Today I’m talking to Dustin Overbeck. He runs TownWeb, a web design and hosting service focused on town municipalities.
It’s fascinating hearing someone selling to the Government market, as my previous guest Greg Berry.
A curious fact of Dustin is that basically all of his customers are based in the US, but he and his family have lived overseas for all the 11 years he was growing this business, whether in the Philippines, China, or Romania.
We talk how he evolved the team to remove himself from the business, the technical aspects of running a platform with over 400 customers, moving from a custom platform to WordPress, and a bunch of other stuff.
Enjoy!
Episode Notes
[4:44] Selling an utility to Government. Features a municipality website has to have.
- “Our motto is to make clerk’s life easier, because generally that clerk is the person who receives questions for the council members, so we try to build the website to answer those questions.”
- “Everybody is like, can you put a checkout page and accept credit cards… and I’m: No, everybody pays us with a check. And it take weeks…”

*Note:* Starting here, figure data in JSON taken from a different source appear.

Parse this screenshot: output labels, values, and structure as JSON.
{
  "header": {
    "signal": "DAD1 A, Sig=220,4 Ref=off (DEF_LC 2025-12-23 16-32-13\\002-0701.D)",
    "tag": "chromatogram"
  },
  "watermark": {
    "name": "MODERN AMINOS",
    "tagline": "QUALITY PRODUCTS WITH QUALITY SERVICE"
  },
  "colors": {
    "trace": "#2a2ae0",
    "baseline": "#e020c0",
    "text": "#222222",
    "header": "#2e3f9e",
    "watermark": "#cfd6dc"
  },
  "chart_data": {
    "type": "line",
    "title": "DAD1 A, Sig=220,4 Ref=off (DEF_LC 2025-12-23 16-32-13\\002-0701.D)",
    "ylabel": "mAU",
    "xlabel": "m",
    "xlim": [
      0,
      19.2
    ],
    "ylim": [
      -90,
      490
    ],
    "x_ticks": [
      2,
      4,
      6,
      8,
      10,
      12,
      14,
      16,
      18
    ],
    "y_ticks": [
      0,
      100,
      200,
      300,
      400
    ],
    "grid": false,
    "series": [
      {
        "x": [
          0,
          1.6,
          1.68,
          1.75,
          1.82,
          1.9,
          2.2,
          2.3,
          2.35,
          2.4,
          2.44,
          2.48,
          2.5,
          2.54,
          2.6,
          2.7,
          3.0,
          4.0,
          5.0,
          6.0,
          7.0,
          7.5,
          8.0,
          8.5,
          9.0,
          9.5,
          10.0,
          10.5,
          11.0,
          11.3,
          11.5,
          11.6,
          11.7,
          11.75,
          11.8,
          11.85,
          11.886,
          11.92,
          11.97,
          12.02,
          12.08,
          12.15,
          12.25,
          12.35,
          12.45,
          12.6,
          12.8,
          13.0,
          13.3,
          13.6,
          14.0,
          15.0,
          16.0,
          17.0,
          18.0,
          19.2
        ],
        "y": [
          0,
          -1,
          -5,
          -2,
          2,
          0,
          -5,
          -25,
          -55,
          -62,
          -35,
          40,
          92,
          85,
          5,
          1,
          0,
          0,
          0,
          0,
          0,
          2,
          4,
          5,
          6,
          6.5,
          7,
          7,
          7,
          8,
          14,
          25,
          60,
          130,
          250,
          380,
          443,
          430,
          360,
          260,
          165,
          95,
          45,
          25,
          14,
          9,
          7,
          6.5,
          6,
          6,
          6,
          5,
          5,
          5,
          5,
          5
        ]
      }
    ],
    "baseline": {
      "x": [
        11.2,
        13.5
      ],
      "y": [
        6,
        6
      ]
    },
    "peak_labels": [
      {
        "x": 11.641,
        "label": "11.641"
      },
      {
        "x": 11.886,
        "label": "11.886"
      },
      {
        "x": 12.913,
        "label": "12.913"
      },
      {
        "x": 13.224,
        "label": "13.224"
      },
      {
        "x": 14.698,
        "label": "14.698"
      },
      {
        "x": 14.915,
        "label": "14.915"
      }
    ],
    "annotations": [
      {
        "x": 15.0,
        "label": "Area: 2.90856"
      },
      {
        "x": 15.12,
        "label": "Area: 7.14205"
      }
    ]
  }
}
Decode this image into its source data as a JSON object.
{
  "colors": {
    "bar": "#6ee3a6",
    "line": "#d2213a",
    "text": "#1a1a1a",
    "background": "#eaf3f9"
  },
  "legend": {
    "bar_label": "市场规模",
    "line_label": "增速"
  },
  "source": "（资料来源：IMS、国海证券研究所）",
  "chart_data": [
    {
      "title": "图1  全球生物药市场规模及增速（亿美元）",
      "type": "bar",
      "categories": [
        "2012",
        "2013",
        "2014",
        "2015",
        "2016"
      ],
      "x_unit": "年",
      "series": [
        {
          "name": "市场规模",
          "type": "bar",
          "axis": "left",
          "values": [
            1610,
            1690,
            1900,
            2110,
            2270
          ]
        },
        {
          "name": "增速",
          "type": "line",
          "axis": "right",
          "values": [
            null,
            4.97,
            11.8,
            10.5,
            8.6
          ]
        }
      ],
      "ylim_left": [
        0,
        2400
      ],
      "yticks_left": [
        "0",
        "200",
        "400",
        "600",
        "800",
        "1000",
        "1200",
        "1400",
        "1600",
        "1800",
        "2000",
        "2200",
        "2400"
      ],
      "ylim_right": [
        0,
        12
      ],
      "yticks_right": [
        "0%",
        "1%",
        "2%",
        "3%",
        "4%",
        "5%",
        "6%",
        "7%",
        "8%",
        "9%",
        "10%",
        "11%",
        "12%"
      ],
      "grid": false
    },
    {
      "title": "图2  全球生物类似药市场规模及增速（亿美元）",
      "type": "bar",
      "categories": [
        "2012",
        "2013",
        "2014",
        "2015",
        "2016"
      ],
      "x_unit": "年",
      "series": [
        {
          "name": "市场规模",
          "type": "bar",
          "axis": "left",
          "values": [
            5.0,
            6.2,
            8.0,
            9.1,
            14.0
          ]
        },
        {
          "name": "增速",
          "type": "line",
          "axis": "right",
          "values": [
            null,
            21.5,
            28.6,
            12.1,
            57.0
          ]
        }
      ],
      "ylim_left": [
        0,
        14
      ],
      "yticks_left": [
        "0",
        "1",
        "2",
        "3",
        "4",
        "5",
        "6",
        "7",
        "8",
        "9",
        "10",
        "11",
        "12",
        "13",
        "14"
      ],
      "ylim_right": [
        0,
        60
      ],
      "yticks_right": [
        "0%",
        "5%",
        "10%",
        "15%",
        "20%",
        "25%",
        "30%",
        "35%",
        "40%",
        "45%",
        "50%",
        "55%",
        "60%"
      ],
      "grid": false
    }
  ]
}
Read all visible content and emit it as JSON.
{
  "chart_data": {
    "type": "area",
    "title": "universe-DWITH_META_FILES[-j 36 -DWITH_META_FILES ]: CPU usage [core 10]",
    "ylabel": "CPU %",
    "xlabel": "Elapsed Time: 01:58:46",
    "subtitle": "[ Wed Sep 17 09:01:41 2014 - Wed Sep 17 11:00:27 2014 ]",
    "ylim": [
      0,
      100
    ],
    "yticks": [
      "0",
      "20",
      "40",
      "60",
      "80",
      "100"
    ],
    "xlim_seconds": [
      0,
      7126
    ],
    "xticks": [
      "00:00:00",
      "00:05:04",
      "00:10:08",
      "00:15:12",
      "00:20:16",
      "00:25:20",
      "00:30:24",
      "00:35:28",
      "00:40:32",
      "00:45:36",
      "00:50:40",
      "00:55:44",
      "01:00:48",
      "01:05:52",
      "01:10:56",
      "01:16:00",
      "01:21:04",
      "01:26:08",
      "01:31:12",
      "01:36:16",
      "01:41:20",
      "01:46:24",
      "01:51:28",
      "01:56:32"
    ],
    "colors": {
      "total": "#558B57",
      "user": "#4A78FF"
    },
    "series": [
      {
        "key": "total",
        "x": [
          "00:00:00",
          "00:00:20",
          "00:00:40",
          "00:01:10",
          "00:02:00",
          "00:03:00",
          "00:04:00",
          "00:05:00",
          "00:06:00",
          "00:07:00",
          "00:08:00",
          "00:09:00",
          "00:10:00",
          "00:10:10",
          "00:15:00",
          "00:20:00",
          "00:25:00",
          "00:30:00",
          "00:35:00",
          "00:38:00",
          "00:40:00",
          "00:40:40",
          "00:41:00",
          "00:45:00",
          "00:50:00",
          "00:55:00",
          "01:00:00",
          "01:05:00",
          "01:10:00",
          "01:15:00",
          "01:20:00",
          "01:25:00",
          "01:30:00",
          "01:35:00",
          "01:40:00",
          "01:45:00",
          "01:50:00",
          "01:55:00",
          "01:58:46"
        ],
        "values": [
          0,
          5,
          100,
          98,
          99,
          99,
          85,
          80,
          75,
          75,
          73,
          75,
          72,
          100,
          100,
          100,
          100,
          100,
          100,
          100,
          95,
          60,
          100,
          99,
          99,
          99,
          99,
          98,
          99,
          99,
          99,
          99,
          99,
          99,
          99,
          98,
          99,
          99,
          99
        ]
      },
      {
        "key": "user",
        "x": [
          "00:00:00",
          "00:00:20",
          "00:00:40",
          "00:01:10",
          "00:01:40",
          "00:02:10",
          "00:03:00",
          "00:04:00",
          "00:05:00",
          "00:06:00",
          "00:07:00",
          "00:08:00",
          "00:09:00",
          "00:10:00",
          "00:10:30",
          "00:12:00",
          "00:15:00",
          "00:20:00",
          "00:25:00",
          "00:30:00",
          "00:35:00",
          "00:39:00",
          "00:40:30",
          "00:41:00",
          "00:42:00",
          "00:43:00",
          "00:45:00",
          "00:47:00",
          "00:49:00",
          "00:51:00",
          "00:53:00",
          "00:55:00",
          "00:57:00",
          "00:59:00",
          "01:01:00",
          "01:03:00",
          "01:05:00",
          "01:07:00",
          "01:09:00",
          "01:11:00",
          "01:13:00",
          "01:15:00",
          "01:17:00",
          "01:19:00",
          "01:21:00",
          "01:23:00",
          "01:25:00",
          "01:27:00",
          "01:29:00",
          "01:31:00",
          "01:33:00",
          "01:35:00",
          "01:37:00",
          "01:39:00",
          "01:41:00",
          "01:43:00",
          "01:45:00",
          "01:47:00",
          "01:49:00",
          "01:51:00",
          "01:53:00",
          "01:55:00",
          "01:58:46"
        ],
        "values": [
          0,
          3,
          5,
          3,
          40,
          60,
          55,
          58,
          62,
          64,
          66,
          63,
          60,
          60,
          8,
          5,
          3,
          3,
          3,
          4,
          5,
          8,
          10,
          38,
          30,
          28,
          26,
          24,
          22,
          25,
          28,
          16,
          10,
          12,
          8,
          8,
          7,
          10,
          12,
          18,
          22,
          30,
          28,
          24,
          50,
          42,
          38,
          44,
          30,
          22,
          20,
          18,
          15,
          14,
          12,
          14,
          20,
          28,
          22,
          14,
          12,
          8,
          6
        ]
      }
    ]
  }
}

- “Selling B2G is similar to B2C, but slower. […] Some project may take 2 years to develop because a website it’s just not a priority for some municipalities.”
[14:41] Payment cycles and statistics of a B2Gov business.
- “The good thing about doing B2G is that they always pay. I’ve never had a non-sufficient funds check come through.”
- “Typically when people are with us, they don’t want to switch around.”
- “That was groundbreaking back then: we were doing database-driven design before WordPress was known for anything other than blogging.”
[25:35] Doing the first town websites from China, when WordPress and UpWork still didn’t existed. Dealing with clients with a 12h timezone difference.
- “If I have any regrets it’s not hiring Filipino staff early enough to help out with technical support.”
- “After I went through that stage (of being afraid to outsource support), that was transformative, because it freed me up to develop other products.”
- “I knew their questions in the firsts 10 seconds, because when you have a productized service you have dozens of clients asking the same question.”
[35:33] Lifestyle milestones. Reaching the break-even point. The problem of over-automation. The importance of a human, personal onboarding process.
[44:09] Enjoying the lifestyle now. Taking flight lessons in Romania.
- “We can always move back to the US, I can always go back to the Philippines. It just feels good and right being here at this moment of life.”